Мне эти слова очень польстили, и я втайне надеялся, что стал похож на папу. Мама потом высказала бабушке недовольство таким самоуправством, но очевидно ей всё-таки понравился мой новый облик.

Когда я стал постарше, мы сначала недели по четыре жили в городе. Бабушка водила меня по театрам, выезжали в пригороды, ходили по магазинам, музеям.

Однажды мы даже выбрались в музей-усадьбу бабушкиного кумира Батюшкова в Вологде. Там ее встретили как родную. Нас напоили чаем с сухарями с орехами. Бабушка преподнесла музею в дар какую-то находку из своей коллекции.

Мне очень нравился рыцарский зал в Эрмитаже, и я был готов ходить туда хоть каждый день. Когда мы с бабушкой пришли туда первый раз, я, стоя перед витриной с рыцарскими доспехами, пообещал себе, что когда вырасту, обязательно примерю их на себя. Железно!

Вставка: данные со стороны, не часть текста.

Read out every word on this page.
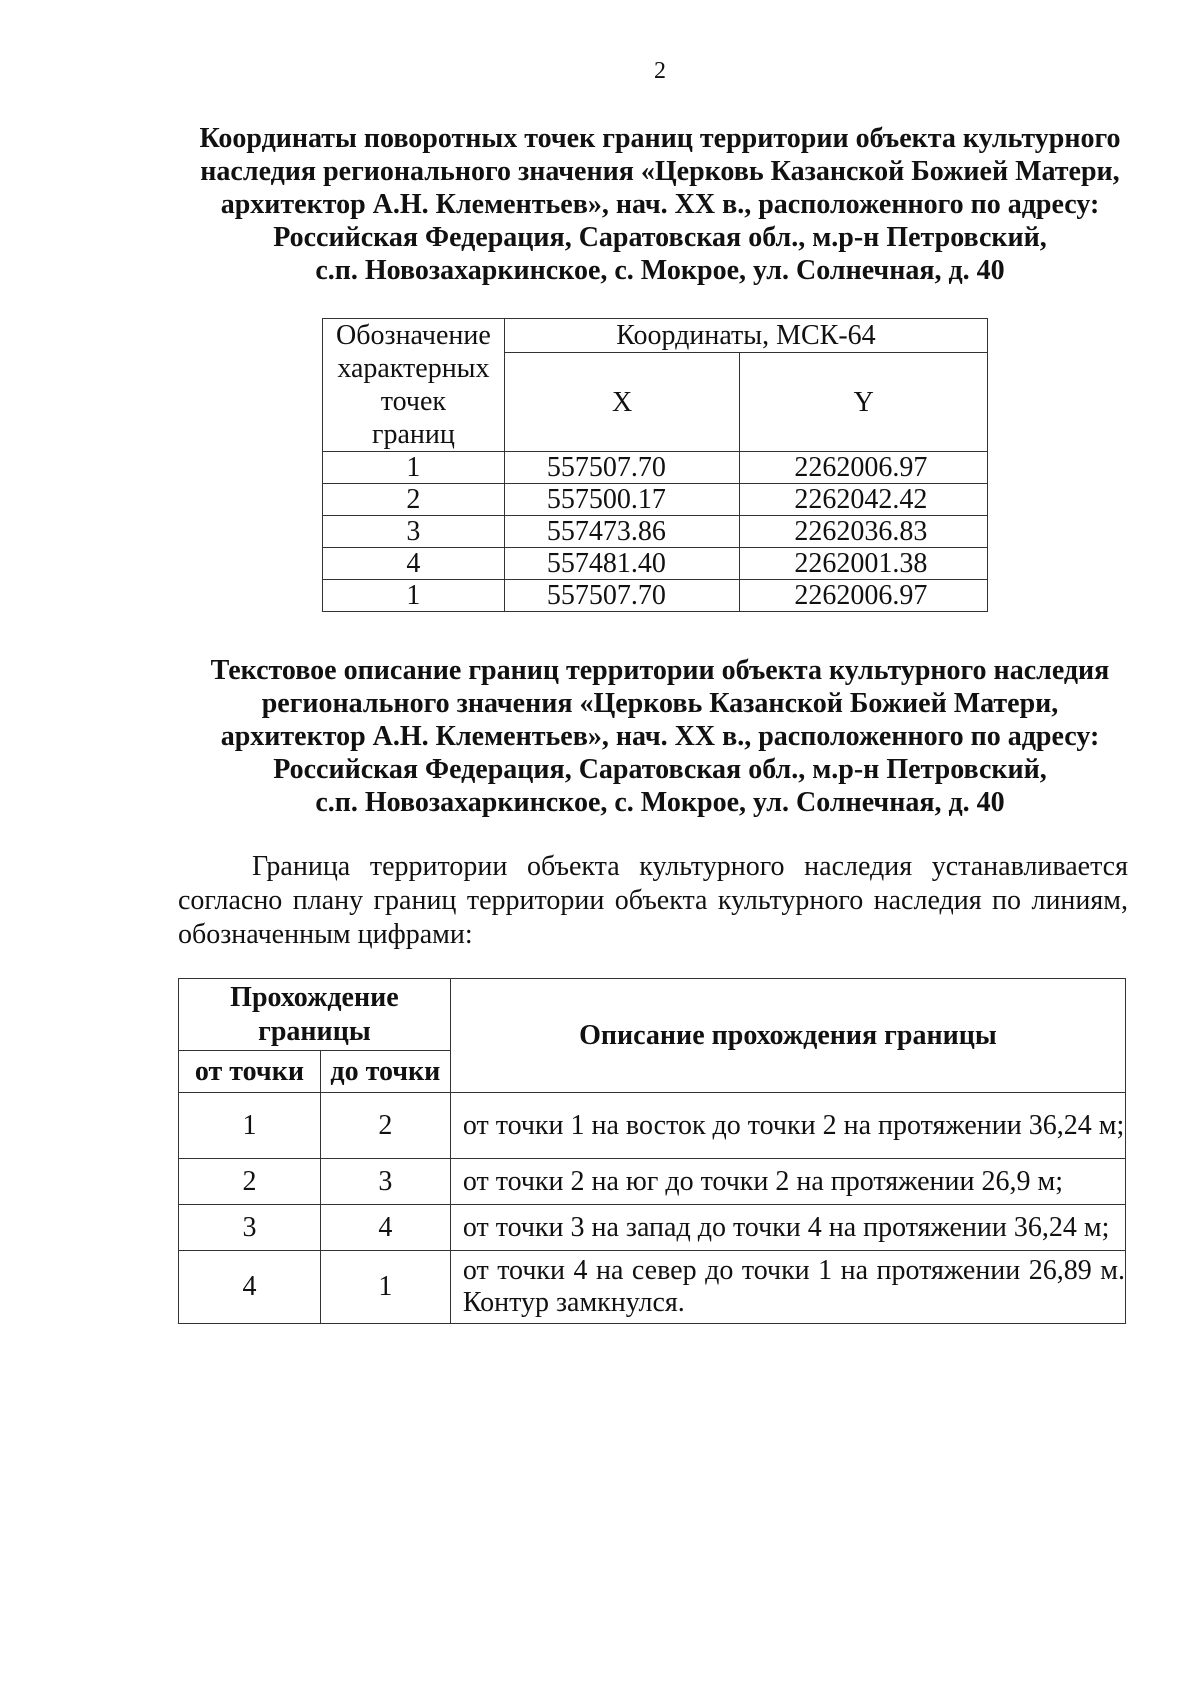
2
Координаты поворотных точек границ территории объекта культурного
наследия регионального значения «Церковь Казанской Божией Матери,
архитектор А.Н. Клементьев», нач. ХХ в., расположенного по адресу:
Российская Федерация, Саратовская обл., м.р-н Петровский,
с.п. Новозахаркинское, с. Мокрое, ул. Солнечная, д. 40
Обозначение
характерных
точек
границ	Координаты, МСК-64	
	X	Y
1	557507.70	2262006.97
2	557500.17	2262042.42
3	557473.86	2262036.83
4	557481.40	2262001.38
1	557507.70	2262006.97
Текстовое описание границ территории объекта культурного наследия
регионального значения «Церковь Казанской Божией Матери,
архитектор А.Н. Клементьев», нач. ХХ в., расположенного по адресу:
Российская Федерация, Саратовская обл., м.р-н Петровский,
с.п. Новозахаркинское, с. Мокрое, ул. Солнечная, д. 40
Граница территории объекта культурного наследия устанавливается согласно плану границ территории объекта культурного наследия по линиям, обозначенным цифрами:
Прохождение границы		Описание прохождения границы
от точки	до точки	
1	2	от точки 1 на восток до точки 2 на протяжении 36,24 м;
2	3	от точки 2 на юг до точки 2 на протяжении 26,9 м;
3	4	от точки 3 на запад до точки 4 на протяжении 36,24 м;
4	1	от точки 4 на север до точки 1 на протяжении 26,89 м. Контур замкнулся.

А вечерами начиналось мое учение-мучение. Второй бабушкиной страстью после Батюшкова была гитара. Она отлично играла и пела романсы, русские песни и могла переложить на гитарный лад понравившиеся ей современные и классические мелодии. Передо мной была поставлена задача научиться играть лучше, чем она сама. В награду мне была обещана внушительная папка нот салонной музыки первой половины девятнадцатого века, если я дорасту до сознательного возраста и не погибну под гнетом «проклятой немецкой сентиментальности».

Когда я рассказал маме о моих гитарных страданиях, она засмеялась и сказала, что когда-то из-за этой гитары сбежала из дома в Москву после окончания школы . А ещё из-за Батюшкова. Маме я ничего не обещал, а про себя решил, что обязательно научусь играть на гитаре. Железно. Да и Батюшков не так уж плох, особенно под гитару.

Одной из первых песен, выученных мной при свете белых ночей, была «Катя, Катерина, маков цвет…». Бабушка ее очень любила и просила к месту и не к месту, чтобы я ее сыграл. На сборище филологинь это было обязательно. Бабушкины подруги, также как и она сама, были в том возрасте, когда позволено все, и не стеснялись выражать свои эмоции. Так я объяснял себе то, что они смеялись надо мной, я считал, что надо мной, когда я играл и, особенно, когда пел. А ещё изрядной долей коньячка из бабушкиных запасов, собранных от щедрот благодарных студентов и аспирантов и в поездках по многочисленным научным конференциям. Хотя признаю, что вид ребенка, изображавшего влюбленного барда, был комичен по-любому.